O segredo? Dizem que o fato do governo ter agido no estilo “hard and fast”, ou seja: direto ao ponto, ativo e antes que o contágio estivesse fora de controle foram as escolhas corretas. Mas não se pode ignorar o que o país fez como um todo: obedecer ao pedido, cumprindo a sua parte. Esses elementos, combinados, mostram até agora o motivo de sucesso no ataque contra à pandemia.
Parece simples, mas quase dois meses de quarentena causaram mudanças enormes no país (entre economia, emprego e outros fatores, aos quais eu os pouparei) – mas como no resto do mundo, artistas sentiram o baque de terem shows cancelados, adiados e por aí vai. E quando a situação se estabilizou, a necessidade de um evento pra liberar a tensão entre os residentes se intensificou. Jogos de rugby tiveram um aumento em audiências, sendo um dos únicos países a terem campeonatos com presença de grupos enormes no mundo.

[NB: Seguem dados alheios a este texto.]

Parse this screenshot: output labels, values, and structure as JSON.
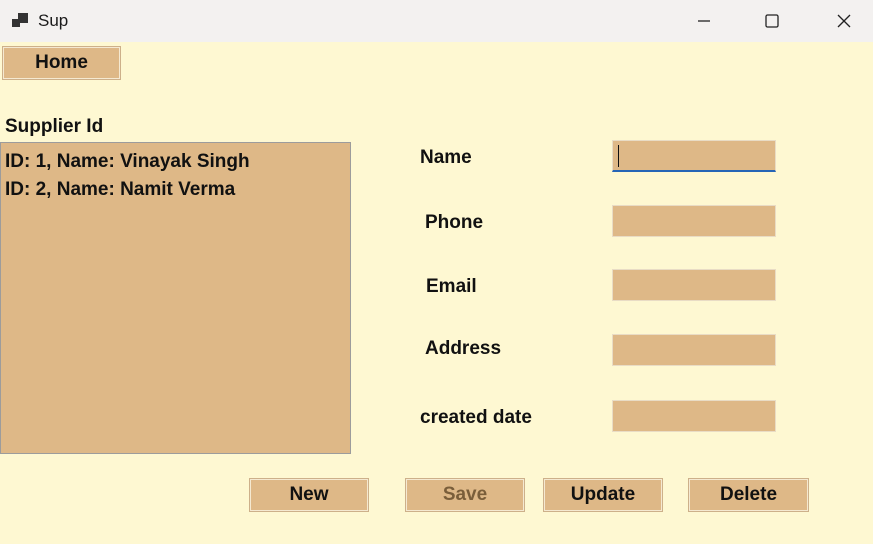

Mas nem todo mundo gosta de esportes.
Com cancelamentos e reagendamentos de atos internacionais, como Tame Impala (esse doeu, pois Khruangbin era a banda de abertura, agora cancelado), Violent Femmes, The National, Patti Smith, Cowboy Junkies, Harry Styles, Iron Maiden – acredite, a lista é infinita – e mesmo agora, com o fim da quarentena ainda obrigando qualquer pessoa entrando no país a uma quinzena de quarenta forçada, a possibilidade do primeiro concerto em arena acabou sobrando para bandas nacionais.
E é aí que entra o L.A.B.

Foto: Reprodução Facebook
L.A.B. é o fruto da união entre Brad e Stu Kora (os “Kora brothers” são quatro, incluindo Francis e Laughton – famosos no país por seus prodígios, aventuras e projetos musicais). Junto com Joel Shadbolt, Ara Adams-Tamatea & Miharo Gregory, ficaram famosos nos últimos dois anos no circuito de festivais de verão pelo seu repertório de reggae (sinais de sua existência chegam a aparecer em 2015). E com a fama, também cresceu a sua versatilidade.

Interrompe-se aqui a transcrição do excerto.